I do look, and remove any bits of debris, but that is it. And no, I don't think of my floors as clean enough to eat off of.

dave; ewwww, would you eat a slice of bologna that had been sitting on the floor for an hour?

for the record, i do eat cookies and chocolate that has fallen on the floor and been there longer than five seconds.

I didn't follow the 5-second rule for a very long time because we had dogs, and I very rarely had the opportunity to beat them to the fallen food item. However, we are dogless at the moment and do have small children who drop food, so we now follow this rule at home. We do not follow this rule in any public setting.

I'll have to confess I horrified my next-door neighbor, who never had any kids, by picking up a dropped pacifier from the driveway, popping it into my mouth, and then giving it back to my then-infant son.

By Original Lee (not verified) on 10 May 2007 #permalink

Something to consider when deciding whether or not to follow the five-second rule might be that there are other things than just bacteria on floors and the ground. I'm sure trace amounts of chemicals--floor cleaner, asphalt, pesticides carried in on shoes from outdoors--probably aren't so great for people to eat, either.

In that respect, porousness and moisture of food might make a real difference. Eating a Skittle dropped on the floor might be better than eating a slice of banana.

With a reasonably alert & agile critter or two in the house, food on the floor for >5 sec. will no longer be there to be picked up.

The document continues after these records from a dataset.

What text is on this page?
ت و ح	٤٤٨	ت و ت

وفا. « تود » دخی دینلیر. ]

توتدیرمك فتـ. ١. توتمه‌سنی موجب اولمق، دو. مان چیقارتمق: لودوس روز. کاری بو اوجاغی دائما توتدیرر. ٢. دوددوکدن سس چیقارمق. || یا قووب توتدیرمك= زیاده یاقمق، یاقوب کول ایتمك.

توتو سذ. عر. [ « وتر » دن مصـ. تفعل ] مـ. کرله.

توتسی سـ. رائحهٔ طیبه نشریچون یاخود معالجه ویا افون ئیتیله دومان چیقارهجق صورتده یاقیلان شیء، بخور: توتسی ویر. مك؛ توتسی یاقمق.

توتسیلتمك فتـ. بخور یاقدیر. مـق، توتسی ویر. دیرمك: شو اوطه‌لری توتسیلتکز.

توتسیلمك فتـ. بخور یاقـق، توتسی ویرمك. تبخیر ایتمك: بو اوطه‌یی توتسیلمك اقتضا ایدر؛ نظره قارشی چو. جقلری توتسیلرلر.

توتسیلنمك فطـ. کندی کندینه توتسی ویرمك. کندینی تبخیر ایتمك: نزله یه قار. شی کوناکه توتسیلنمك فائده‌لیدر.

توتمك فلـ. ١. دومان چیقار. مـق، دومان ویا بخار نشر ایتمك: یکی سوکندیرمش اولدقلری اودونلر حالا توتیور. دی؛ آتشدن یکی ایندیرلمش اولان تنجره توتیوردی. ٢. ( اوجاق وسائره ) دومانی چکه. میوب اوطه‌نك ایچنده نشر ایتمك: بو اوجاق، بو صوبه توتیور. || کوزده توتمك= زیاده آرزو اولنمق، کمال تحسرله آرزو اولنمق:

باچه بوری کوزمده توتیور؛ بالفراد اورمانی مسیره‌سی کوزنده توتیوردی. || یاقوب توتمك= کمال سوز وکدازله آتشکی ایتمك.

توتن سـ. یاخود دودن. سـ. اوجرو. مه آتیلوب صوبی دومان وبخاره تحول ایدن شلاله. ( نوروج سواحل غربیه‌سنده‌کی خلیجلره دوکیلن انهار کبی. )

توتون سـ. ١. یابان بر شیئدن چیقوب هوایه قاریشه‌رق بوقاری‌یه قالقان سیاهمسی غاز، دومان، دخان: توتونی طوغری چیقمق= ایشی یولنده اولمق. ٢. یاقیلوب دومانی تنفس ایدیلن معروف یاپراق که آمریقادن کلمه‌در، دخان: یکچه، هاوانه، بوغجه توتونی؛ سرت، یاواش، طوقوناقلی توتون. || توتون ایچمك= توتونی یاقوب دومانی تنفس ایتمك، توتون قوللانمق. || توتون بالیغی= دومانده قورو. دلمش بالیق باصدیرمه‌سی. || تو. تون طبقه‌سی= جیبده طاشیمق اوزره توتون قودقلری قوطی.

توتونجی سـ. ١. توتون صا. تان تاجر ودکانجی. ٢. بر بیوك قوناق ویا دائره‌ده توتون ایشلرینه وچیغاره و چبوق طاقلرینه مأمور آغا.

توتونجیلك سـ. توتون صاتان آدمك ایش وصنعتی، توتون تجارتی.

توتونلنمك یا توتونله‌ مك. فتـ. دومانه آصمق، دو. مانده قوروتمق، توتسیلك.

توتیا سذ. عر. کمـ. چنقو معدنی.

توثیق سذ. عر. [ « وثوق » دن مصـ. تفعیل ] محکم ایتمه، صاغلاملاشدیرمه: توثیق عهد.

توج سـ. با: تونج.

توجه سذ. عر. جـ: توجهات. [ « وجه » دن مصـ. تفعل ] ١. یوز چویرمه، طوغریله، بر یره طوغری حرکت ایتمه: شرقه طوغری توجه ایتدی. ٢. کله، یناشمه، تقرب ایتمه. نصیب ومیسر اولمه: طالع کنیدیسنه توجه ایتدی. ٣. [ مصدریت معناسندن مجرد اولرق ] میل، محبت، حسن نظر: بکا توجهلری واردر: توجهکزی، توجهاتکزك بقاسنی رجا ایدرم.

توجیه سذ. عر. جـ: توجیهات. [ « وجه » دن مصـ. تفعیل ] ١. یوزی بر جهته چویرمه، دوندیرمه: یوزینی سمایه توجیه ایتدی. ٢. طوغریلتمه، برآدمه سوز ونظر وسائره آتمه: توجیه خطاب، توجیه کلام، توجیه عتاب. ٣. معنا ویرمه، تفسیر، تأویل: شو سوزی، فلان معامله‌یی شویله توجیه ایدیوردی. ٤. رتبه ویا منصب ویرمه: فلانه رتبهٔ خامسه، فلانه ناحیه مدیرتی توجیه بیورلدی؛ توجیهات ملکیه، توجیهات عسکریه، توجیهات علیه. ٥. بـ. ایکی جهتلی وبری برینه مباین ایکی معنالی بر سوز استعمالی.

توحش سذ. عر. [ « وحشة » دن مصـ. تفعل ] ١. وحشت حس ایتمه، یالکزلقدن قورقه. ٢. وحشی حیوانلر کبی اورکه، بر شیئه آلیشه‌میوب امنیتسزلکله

By Pierce R. Butler (not verified) on 11 May 2007 #permalink

I've always thought it wasn't really about the length of time something's been on the floor, but rather just a saying when something gets dropped. We tend to shout "five-second rule! seven-second rule! ten-second rule! fifteen-second rule!" if it isn't getting picked up. Not really about the -time- spent on the floor, but more to convey the "eh, it'll be fine" sentiment.